Antibiotics and risk of disease
Perturbations of the gut microbial ecosystem during early life combined with genetic susceptibility may have a long-lasting impact on the immune system leading to disease or predisposition to disease later in life. Indeed, it has been shown that inflammatory bowel diseases, metabolic disorders (type 2 diabetes, obesity), and atopic diseases are associated with an altered composition of the gut microbiota.
A leading hypothesis regarding the pathogenesis of inflammatory disorders is that alterations of the gut microbiota caused by repeated exposure to antibiotics trigger inflammation.

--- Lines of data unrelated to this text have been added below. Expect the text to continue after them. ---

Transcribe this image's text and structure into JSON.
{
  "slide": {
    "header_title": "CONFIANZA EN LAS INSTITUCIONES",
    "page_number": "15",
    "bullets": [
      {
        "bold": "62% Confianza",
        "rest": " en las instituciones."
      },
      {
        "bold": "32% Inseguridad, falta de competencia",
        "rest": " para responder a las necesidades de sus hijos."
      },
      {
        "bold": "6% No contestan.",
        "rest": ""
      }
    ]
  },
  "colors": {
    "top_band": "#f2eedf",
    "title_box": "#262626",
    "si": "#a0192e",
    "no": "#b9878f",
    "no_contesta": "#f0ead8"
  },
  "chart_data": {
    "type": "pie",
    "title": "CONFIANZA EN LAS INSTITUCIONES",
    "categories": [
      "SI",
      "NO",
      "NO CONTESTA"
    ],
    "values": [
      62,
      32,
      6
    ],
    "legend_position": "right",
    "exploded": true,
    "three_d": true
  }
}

Infants receiving antibiotics before one year of age were found to have a 5.5 times higher risk of developing IBD than unexposed children.[13] Likewise, antibiotic exposure in the first 2 years of life, when host adipocyte populations are developing, are associated with a diagnosis of childhood obesity.[14] Reduced gut microbial richness has been associated with increased adiposity, insulin and leptin resistance, and a more pronounced inflammatory phenotype.
Conclusion
Despite the resilience of the intestinal microbiota, the spread of antibiotic resistance genes is now a major threat to human health, and overuse of antibiotics seems to be the leading cause. In addition, there is growing evidence linking fragility of the human microbiota in industrialized countries with the coincident spread of non-communicable, chronic diseases [3]. Antibiotic exposure is again an obvious cause for such microbiota derangement. Shifting current trends towards more sustainable medical practices is a major challenge for public health in the 21st century. Unquestionably, restricted and rational use of antibiotics is the best and most efficient way of preventing detrimental imbalances of the human gut microbiome. Interestingly, use of a probiotic with proven efficacy for prevention of antibiotic-induced diarrhoea has been shown to constrain the overgrowth of resistant species during antibiotic treatment.[15] Potentially, this strategy could also minimise the spread of antibiotic resistance genes.
Each year, since 2015, the WHO organizes the World AMR Awareness Week (WAAW), which aims to increase awareness of global antimicrobial resistance.
Held on 18-24 November, this campaign encourages the general public, healthcare professionals and decision-makers to use antimicrobials carefully, to prevent the further emergence of antimicrobial resistance.